É curioso como em períodos eleitorais, a discussão sobre aborto ocupa a agenda pública e parte do resto do tempo, o tema só continua mesmo nas bolhas das redes sociais, parecendo um problema apenas endógeno da agenda feminista. No fundo, é uma arma política, uma retórica eleitoral, e nem sempre o interesse é no problema social, extremamente dramático, aliás, que envolve o aborto e diz respeito a toda a sociedade.
Agora, a Suprema Corte dos Estados Unidos acaba de dividir o país em dois, com a revisão de uma decisão legal sobre as práticas de aborto que reverte a legislação que existia desde os anos 1970. Estados democratas deverão continuar praticando o aborto legalmente enquanto nos estados republicanos, mais conservadores, as restrições ainda mais rígidas devem começar a surgir.
Novamente, o calendário eleitoral parece determinar a pauta: os Estados Unidos terão eleições legislativas em 8 de novembro. Tudo o que o presidente Joe Biden busca agora é contentar eleitores de todo o país, de olho na conjuntura do Congresso com os votos que determinarão seu apoio ou não na Câmara e no Senado. O professor de história política na Universidade de Brown, em Rhode Island, em entrevista à imprensa dos Estados Unidos, explicava semanas atrás, que muitos norte-americanos não entendem o teor das leis aprovadas pelo Congresso e também não associam as mesmas nem ao presidente Joe Biden, nem aos democratas. Segundo ele, “essa percepção pode pesar nas urnas, em 8 de novembro”.
Correspondentes da agência de notícias Agence France Press (AFP), fundada em 1835 e uma das mais prestigiadas do mundo, com atuação em 151 países, estão dando a maior visibilidade ao andamento desta questão do aborto nos Estados Unidos porque entendem também que a pauta é relevante não apenas no campo social e humano, mas no da política e que, por isso, afeta também o mundo inteiro.
Em meio à polarização extrema em eleições nos Estados Unidos, em que é muito difícil para um presidente manter altos índices de aprovação, questões como do aborto têm, tradicionalmente, uma influência decisiva nos índices de popularidade dos candidatos, tanto quanto os outros problemas como a inflação ou a pandemia, especialmente nesse ano de 2022. Com a nova legislação norte-americana, é possível talvez, a Joe Biden, driblar resistências no Congresso que se renova e garantir maior governabilidade a partir de novembro.

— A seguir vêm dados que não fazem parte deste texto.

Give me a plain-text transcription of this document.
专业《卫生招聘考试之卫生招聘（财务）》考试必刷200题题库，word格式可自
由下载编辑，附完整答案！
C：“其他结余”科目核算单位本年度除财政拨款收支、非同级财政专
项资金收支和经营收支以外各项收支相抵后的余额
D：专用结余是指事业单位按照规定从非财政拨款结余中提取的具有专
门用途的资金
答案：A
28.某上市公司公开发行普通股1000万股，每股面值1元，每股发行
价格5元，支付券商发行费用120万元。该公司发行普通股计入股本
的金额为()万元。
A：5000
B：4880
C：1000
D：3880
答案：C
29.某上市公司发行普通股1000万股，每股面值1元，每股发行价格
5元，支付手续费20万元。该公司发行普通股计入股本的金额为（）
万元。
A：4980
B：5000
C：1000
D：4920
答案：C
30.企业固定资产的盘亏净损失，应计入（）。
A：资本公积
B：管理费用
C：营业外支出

Mas há problemas. Leis antiabortivas, talvez, proíbam agora que mulheres grávidas atravessem fronteiras estaduais, ou até mesmo punam quem levante dinheiro para cirurgias nos estados onde a proibição do aborto vigora. Quem divulgar informações sobre clínicas que praticam o aborto também poderá ser criminalizado, por exemplo. A tecnologia digital poderá acabar servindo, justamente, ao propósito de identificar essas práticas, quando então as empresas de tecnologia poderão ser judicialmente obrigadas a informar sobre o comportamento dos usuários de aplicativos, a exemplo desses que acompanham ciclos menstruais ou que localizam onde estiveram as pessoas.
Sigilos assim já são quebrados, nos Estados Unidos, é fato, como em casos de terrorismo, ou episódios envolvendo tráfico de drogas ou sequestros, mas, a questão é que com uma legislação mais apertada, realmente poderão ser ampliadas as formas de identificação de quem pratica o aborto, tanto no caso de mulheres quanto de clínicas e profissionais da saúde. Os Estados Unidos não têm Leis de proteção de dados, diferentemente do que ocorre no Brasil ou na Europa, o que torna a situação ainda mais dramática.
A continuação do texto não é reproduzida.